Feltrinelli, whatever you think, has never been a Stalinist, and he is a long way from being a Trotskyist. What are you?

From the text of your letter, I'd say you are ill. We are therefore not concerned, M. Debord, with your good opinion; we are content with that of our readers, who represent today the best of Italian militant culture and political action.

Good advice: get help.

Good wishes: get well soon.

Gian Piero Brega

From the SI to G. P. Brega, with a copy to Del Bo, director of the archives of the Feltrinelli Institute:

Milan, 14 February 1972

Little prick,

We have read your letter to Debord.

We are happy to note that you are irritated.

We note also how much you are puffed up by the limited and risible increase in power which the otherwise limited and ridiculous "exile" of your boss allows you in your publishing house.

As an agent of Feltrinelli can only be a liar, your embarrassed pseudo-corrections on the topic of "Misere en milieu etudiant" don't deserve any reply (but not a few extremists can still remember your worthy ally, Nanni Balestrini, who is now talking a blue streak about "wanting everything," but who at the start of 1968 contented himself with conducting a wretched but insistent debt collection for your firm, in search of the proceeds from the "underground" sales of this very pamphlet of ours).

You confirmed, moreover, the barefaced uselessness of your lies when you claimed that your boss is not and has never been a Stalinist. You turd, you'd obviously like to be in the position of Stalin himself so as to be able to lay down the canonical definition of the word. According to you, Feltrinelli would not be a Stalinist; what's more, neither Dubcek, nor Kadar, nor Arthur London, nor Castro, nor Mao would be. On this basis not even you, Brega, would be a baldracca or even an imbecile! We understand your interest in this way of thinking, but enough dreaming!

If you weren't so ignorant, as is required for Feltrinelli's editorial directors, you'd know that the documents which prove the Stalinism of Feltrinelli and some of his dealings with the party called "Communist" are already collected in the Feltrinelli Institute itself; you have only to ask Del Bo to show them to you. But I am sure these will not suffice to convince you, even if Feltrinelli was paying you thousands of times less minchioni to tell young revolutionaries about your artificial anti-stalinist virginity.

When do you intend to get Feltrinelli to pay you enough to justify writing that Giangiacomo is not your boss but "is a revolutionary"? Try going to explain this to the workers in his paper mills and other factories.

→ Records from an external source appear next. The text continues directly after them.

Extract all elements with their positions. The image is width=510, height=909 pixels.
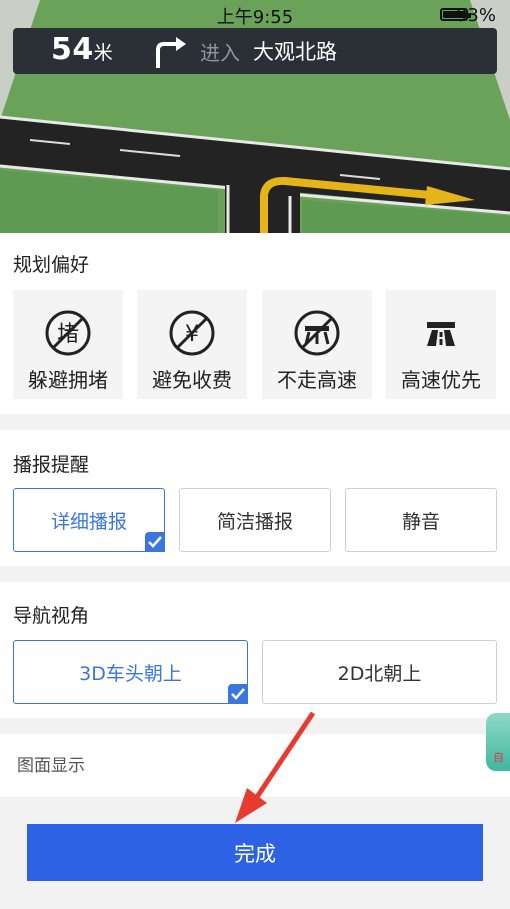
option-label: 3D车头朝上 xyxy=(79,662,182,685)
pref-label: 躲避拥堵 xyxy=(28,368,108,392)
pref-label: 高速优先 xyxy=(401,368,481,392)
nav-action-text: 进入 xyxy=(200,41,240,65)
pref-avoid-toll[interactable]: ¥ 避免收费 xyxy=(137,290,247,399)
road-name: 大观北路 xyxy=(253,40,337,64)
broadcast-concise-option[interactable]: 简洁播报 xyxy=(179,488,331,552)
status-bar: 上午9:55 93% xyxy=(0,0,510,28)
circle-yen-icon: ¥ xyxy=(167,308,217,358)
svg-text:堵: 堵 xyxy=(57,322,79,347)
turn-right-arrow-icon xyxy=(146,34,190,74)
view-2d-option[interactable]: 2D北朝上 xyxy=(262,640,497,704)
distance-readout: 54米 xyxy=(51,32,113,67)
svg-text:¥: ¥ xyxy=(185,322,199,347)
pref-no-highway[interactable]: 不走高速 xyxy=(262,290,372,399)
distance-unit: 米 xyxy=(93,42,114,64)
no-highway-icon xyxy=(292,308,342,358)
done-button[interactable]: 完成 xyxy=(27,824,483,881)
option-label: 2D北朝上 xyxy=(337,662,422,685)
broadcast-detailed-option[interactable]: 详细播报 xyxy=(13,488,165,552)
pref-label: 不走高速 xyxy=(277,368,357,392)
section-divider xyxy=(0,414,510,430)
view-options: 3D车头朝上 2D北朝上 xyxy=(13,640,497,704)
view-3d-option[interactable]: 3D车头朝上 xyxy=(13,640,248,704)
route-pref-title: 规划偏好 xyxy=(13,254,90,276)
broadcast-title: 播报提醒 xyxy=(13,454,90,476)
display-title[interactable]: 图面显示 xyxy=(17,751,85,776)
widget-label: 自 xyxy=(493,751,504,764)
check-icon xyxy=(145,532,165,552)
section-divider xyxy=(0,566,510,582)
option-label: 详细播报 xyxy=(50,510,127,533)
status-time: 上午9:55 xyxy=(216,7,294,28)
highway-icon xyxy=(416,308,466,358)
option-label: 简洁播报 xyxy=(216,510,293,533)
floating-assistant-widget[interactable]: 自 xyxy=(486,713,510,771)
view-title: 导航视角 xyxy=(13,605,90,627)
broadcast-mute-option[interactable]: 静音 xyxy=(345,488,497,552)
pref-label: 避免收费 xyxy=(152,368,232,392)
pref-highway-first[interactable]: 高速优先 xyxy=(386,290,496,399)
navigation-banner: 54米 进入 大观北路 xyxy=(13,28,497,74)
pref-avoid-congestion[interactable]: 堵 躲避拥堵 xyxy=(13,290,123,399)
broadcast-options: 详细播报 简洁播报 静音 xyxy=(13,488,497,552)
circle-du-icon: 堵 xyxy=(43,308,93,358)
distance-value: 54 xyxy=(51,32,94,67)
battery-percentage: 93% xyxy=(455,5,496,26)
option-label: 静音 xyxy=(401,510,440,533)
check-icon xyxy=(228,684,248,704)
annotation-arrow xyxy=(235,711,316,823)
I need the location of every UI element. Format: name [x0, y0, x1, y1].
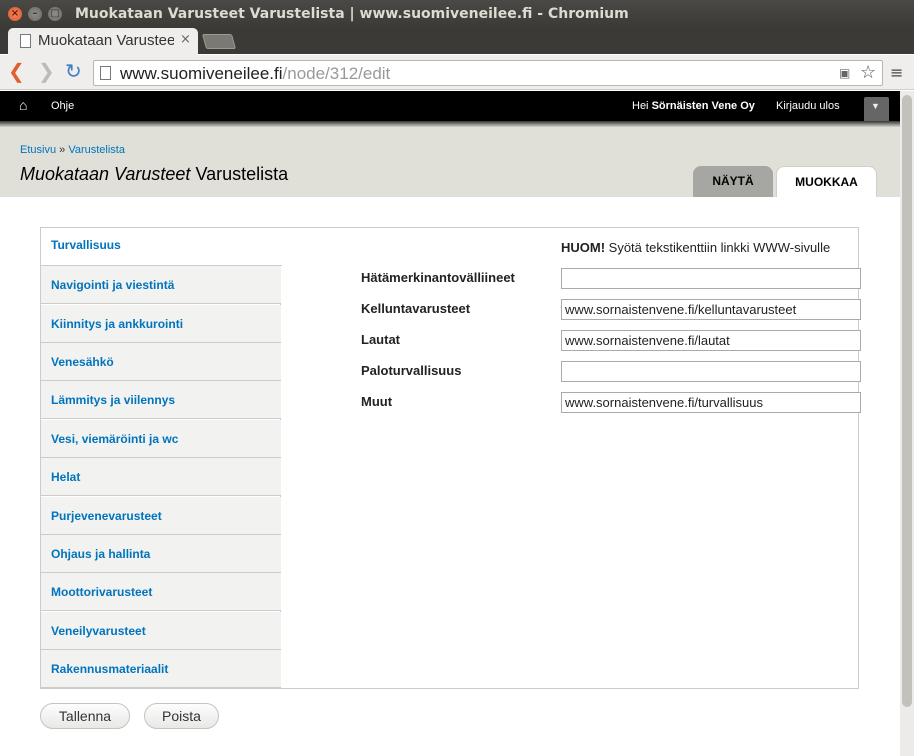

You're mistaken, you louse, if you're kidding yourself that it would be easier for you or for Feltrinelli to fool us than his workers! And you're mistaken if you think Feltrinelli's workers are all like you.

You speak of "illness," Brega; already you think you're practicing psychiatry in Moscow! But you are much, much more vulnerable than that. And you're certainly not out of our reach. You talk against copyright and bourgeois usages - you, you policeman! But it was your publishing house which played, as usual, that bourgeois juridical game, asking for translation rights. And, as we have said, we refuse them to you, because of everything that you are.

If our contempt means nothing to you, bella figa, there was no need to ask us for anything.

Revolutionaries, for their part, have always been able to reproduce whatever they wanted from the SI's texts; and we have never opposed, in any way, the many pirate editions, put out in ten countries, of our texts and our books.

But the Feltrinelli company does not even deserve a pirate edition. In any case, even if you ignored our refusal, you can be sure that we would not protest by any juridical and bourgeois route.

It's you, Gian Piero Brega, since you have exported your bragging with this letter, who we shall consider as personally responsible for any edition of our texts put out by the Feltrinelli company.

And it's out of your hide, this time, that we'll have the pleasure of taking our payment.